This article was originally posted in 2020 on the OpenSignals website, which is now defunct.
Competitive Signaling
The attention schema theory (AST) of consciousness is an evolutionary and neuropsychological scientific theory developed by neuroscientist Michael Graziano. The theory proposes that brains construct subjective awareness as a schematic model of the process of attention.
Because of limited processing resource capacities, brains focus more on some signals than others – signals compete for the brain’s attention. This internal competition is partially under the bottom-up influence of a sensory stimuli model and somewhat under the top-down control of other mental states, including goals – this is very similar to how situational awareness is theorized to operate optimally.
Attention and Awareness
Attention, the ability to process select information in a focused manner, builds a set of information, or a representation, descriptive of attention – a schema or model. The construct of subjective awareness is then the brain’s efficient but imperfect model of its attention.
Because awareness is based on an attention model, the model will pertain to the same information domain. This simplified internal model is similar to what is seen in dynamic systems control. A controller employs an internal model of the item it controls for increased effectiveness and efficiency. Awareness is a feedback mechanism used to regulate the attentional state.
Monitoring is to observability what awareness is to attention.
Scaling Blueprint
Humainary tackles scaling of observability on many fronts – at the machine and human interfaces and along the data pipeline starting at the source.
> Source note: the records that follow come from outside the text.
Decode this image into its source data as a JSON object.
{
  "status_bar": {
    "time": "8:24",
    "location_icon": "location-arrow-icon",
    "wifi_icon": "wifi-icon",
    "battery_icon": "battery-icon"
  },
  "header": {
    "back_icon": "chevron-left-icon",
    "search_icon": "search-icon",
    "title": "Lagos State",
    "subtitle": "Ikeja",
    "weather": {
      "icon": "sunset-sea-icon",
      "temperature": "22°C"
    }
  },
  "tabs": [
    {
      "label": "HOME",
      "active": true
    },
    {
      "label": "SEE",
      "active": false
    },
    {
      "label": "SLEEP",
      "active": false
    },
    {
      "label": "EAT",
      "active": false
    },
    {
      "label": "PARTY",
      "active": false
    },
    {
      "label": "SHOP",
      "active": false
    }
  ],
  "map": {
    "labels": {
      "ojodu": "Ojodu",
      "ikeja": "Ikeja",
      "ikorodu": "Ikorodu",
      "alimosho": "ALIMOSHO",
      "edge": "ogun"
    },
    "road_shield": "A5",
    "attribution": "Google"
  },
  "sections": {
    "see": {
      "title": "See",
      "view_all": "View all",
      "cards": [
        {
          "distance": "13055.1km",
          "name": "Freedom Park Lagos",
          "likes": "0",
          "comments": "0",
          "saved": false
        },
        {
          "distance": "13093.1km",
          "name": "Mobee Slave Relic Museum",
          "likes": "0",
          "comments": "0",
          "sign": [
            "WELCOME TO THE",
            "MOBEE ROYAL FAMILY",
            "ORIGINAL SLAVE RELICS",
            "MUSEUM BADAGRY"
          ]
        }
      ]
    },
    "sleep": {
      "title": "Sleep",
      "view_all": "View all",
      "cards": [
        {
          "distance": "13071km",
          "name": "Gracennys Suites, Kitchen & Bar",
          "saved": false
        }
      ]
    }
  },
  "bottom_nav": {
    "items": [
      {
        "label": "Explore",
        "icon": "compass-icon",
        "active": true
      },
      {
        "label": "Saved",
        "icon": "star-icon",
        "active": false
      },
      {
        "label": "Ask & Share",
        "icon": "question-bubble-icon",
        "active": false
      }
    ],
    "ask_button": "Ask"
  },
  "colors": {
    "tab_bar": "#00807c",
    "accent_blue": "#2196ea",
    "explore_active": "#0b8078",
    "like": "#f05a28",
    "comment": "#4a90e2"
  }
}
Before discussing how Humainary addresses situational awareness in the context of a system of (micro)services (deferred for a future post), it is crucial to consider the foundational model elements independently of a domain. Irrespective of the domain, services, resources, schedules, etc., Humainary consists of a small set of concepts, with signal and status being the two most important.
A signal falls into two categories: an operation or an operation outcome of some intercommunication, interaction, or disturbance within an environment. A signal is said to be fired by a thing within the domain. In the case of a system of services, that thing is a service.
A Signal is not a Message
A signal is not an event or message – it has no data payload associated. A signal is a meaningful sign (token) that signifies something specific to the domain related to a thing.
Operational Goal Driven
A status is some inferred operational state for a thing. It is not fired by instrumentation but is generally emitted via some underlying inference engine employed by an Humainary service provider that either subscribes to signal events or decorates the thing type instances.
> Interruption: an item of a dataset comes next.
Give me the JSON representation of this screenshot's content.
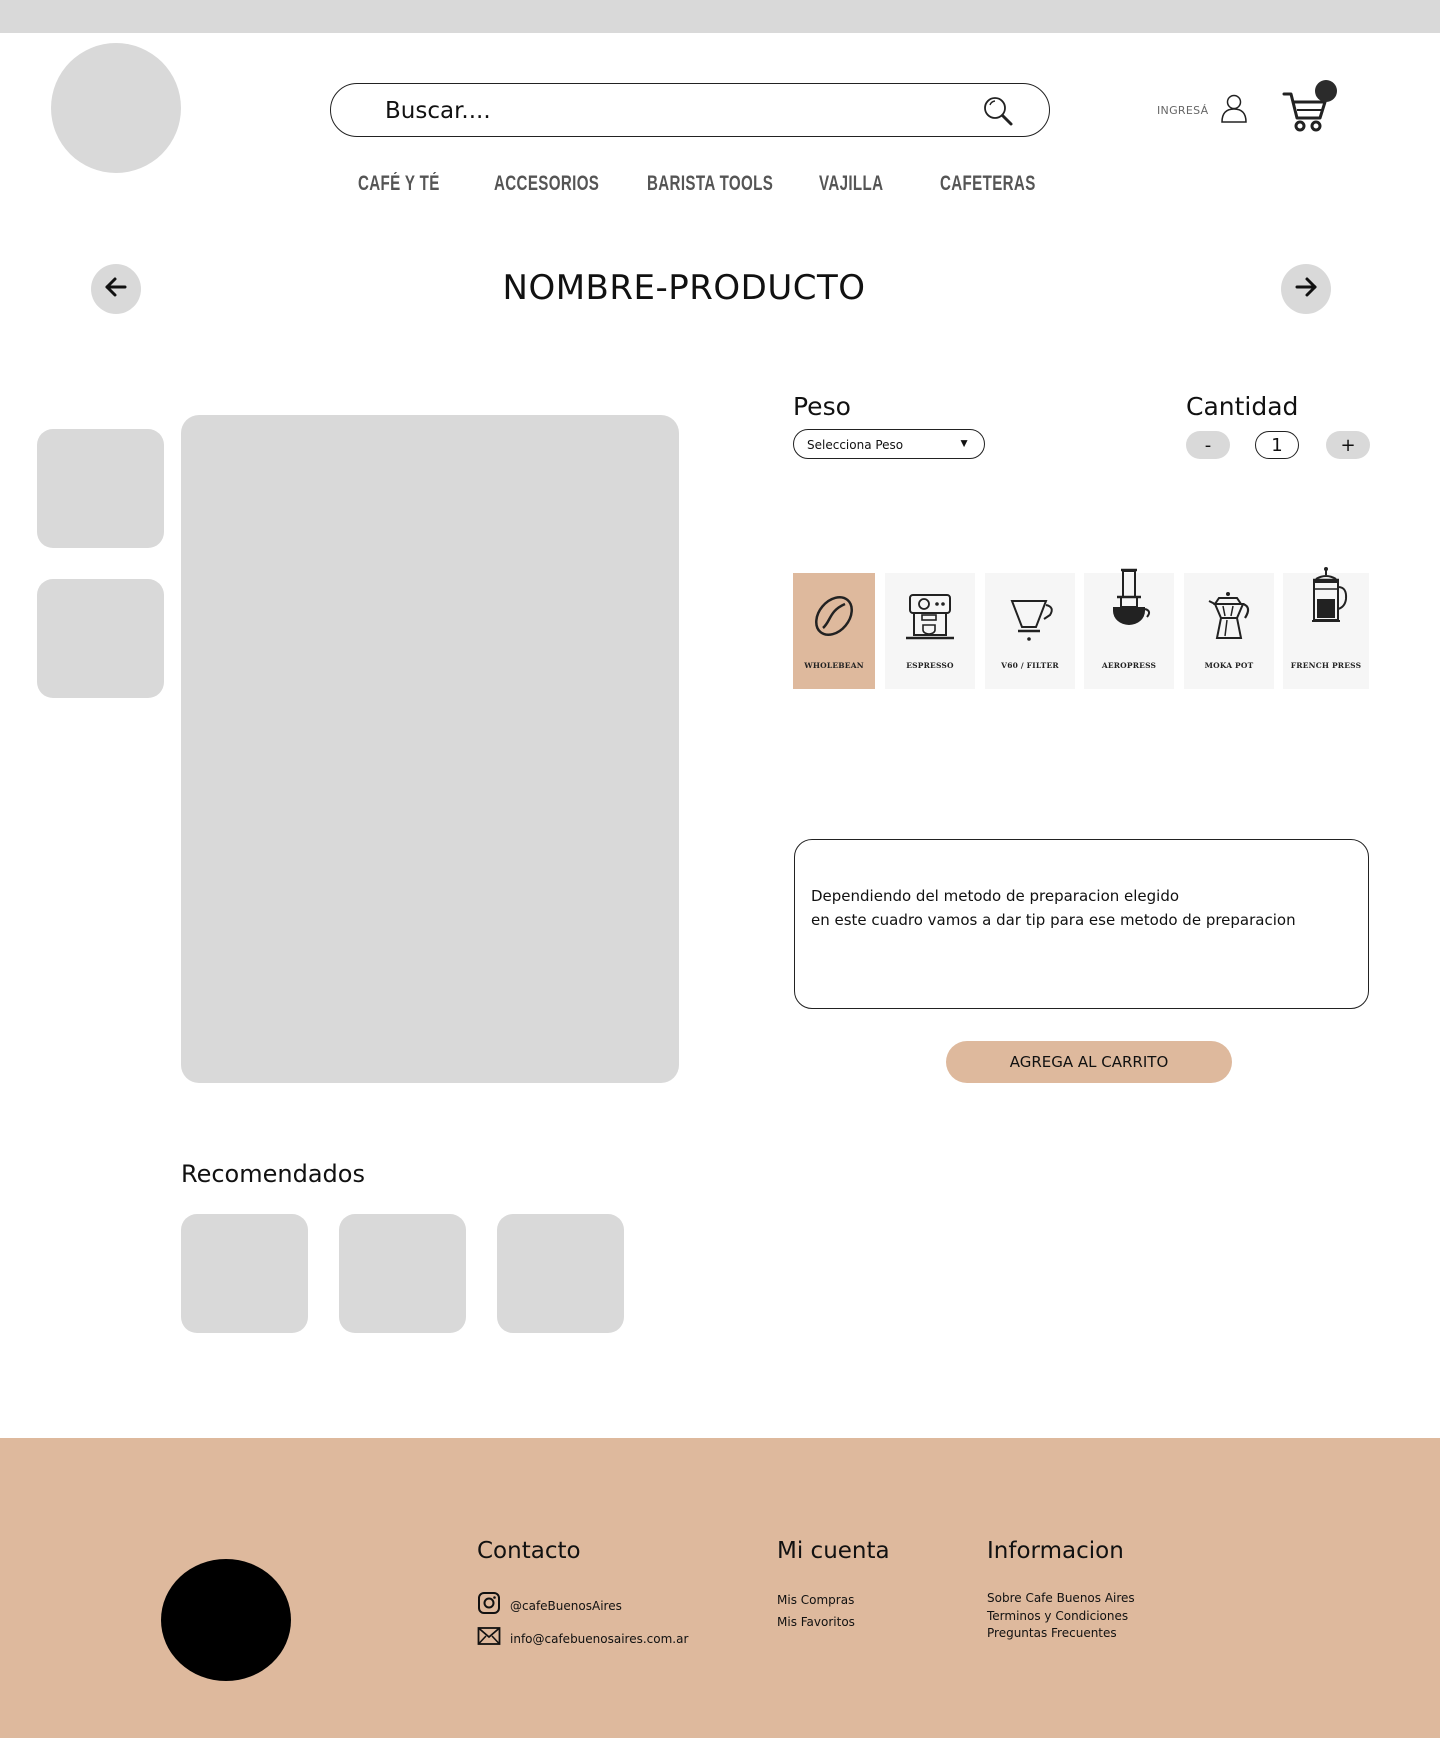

The set of status values should be, for the most part, dictated by the operational goal. Likewise, the signals within a domain should be selected based on their relevance to a state’s inferencing. Ideally, a signal should map to a single status value or none. When not mapped to a status value, a signal’s relevance comes into play within a sequence of other signals.
Inductive to Reductive
The set of status values should be much smaller than the set of signal values. The scaling of observability in this model happens at the source by translating an event, response, or error into a signal – from a big bag of data and details to a sign (token).
While signaling will have the same frequency as the events, the transferred data is significantly reduced. If the transmission does indeed need to happen, subscribers can relay only the inferred status when changed for a thing. Changing a thing’s operational status while driven by signal will typically occur less frequently, usually scaled in its calculation to some time window and operation phase.
Locality and Loops
Humainary moves much of the processing of operational status to the source, making it highly efficient and effective in seeing the quality of service from many interaction points and perspectives (groupings) while allowing local customization of the inference engine in signal sensitivity and sequence scoring. And again, this all operates on tokens meaningful to humans and machines at different space and time scales, offering immediate and local adaptation to attention and awareness.
The human feedback loop between attention and awareness similarly mirrors signals and status. A status change can alter future signal sensitivities – understanding the current status controls how attentive the inference engine is to a specific signal.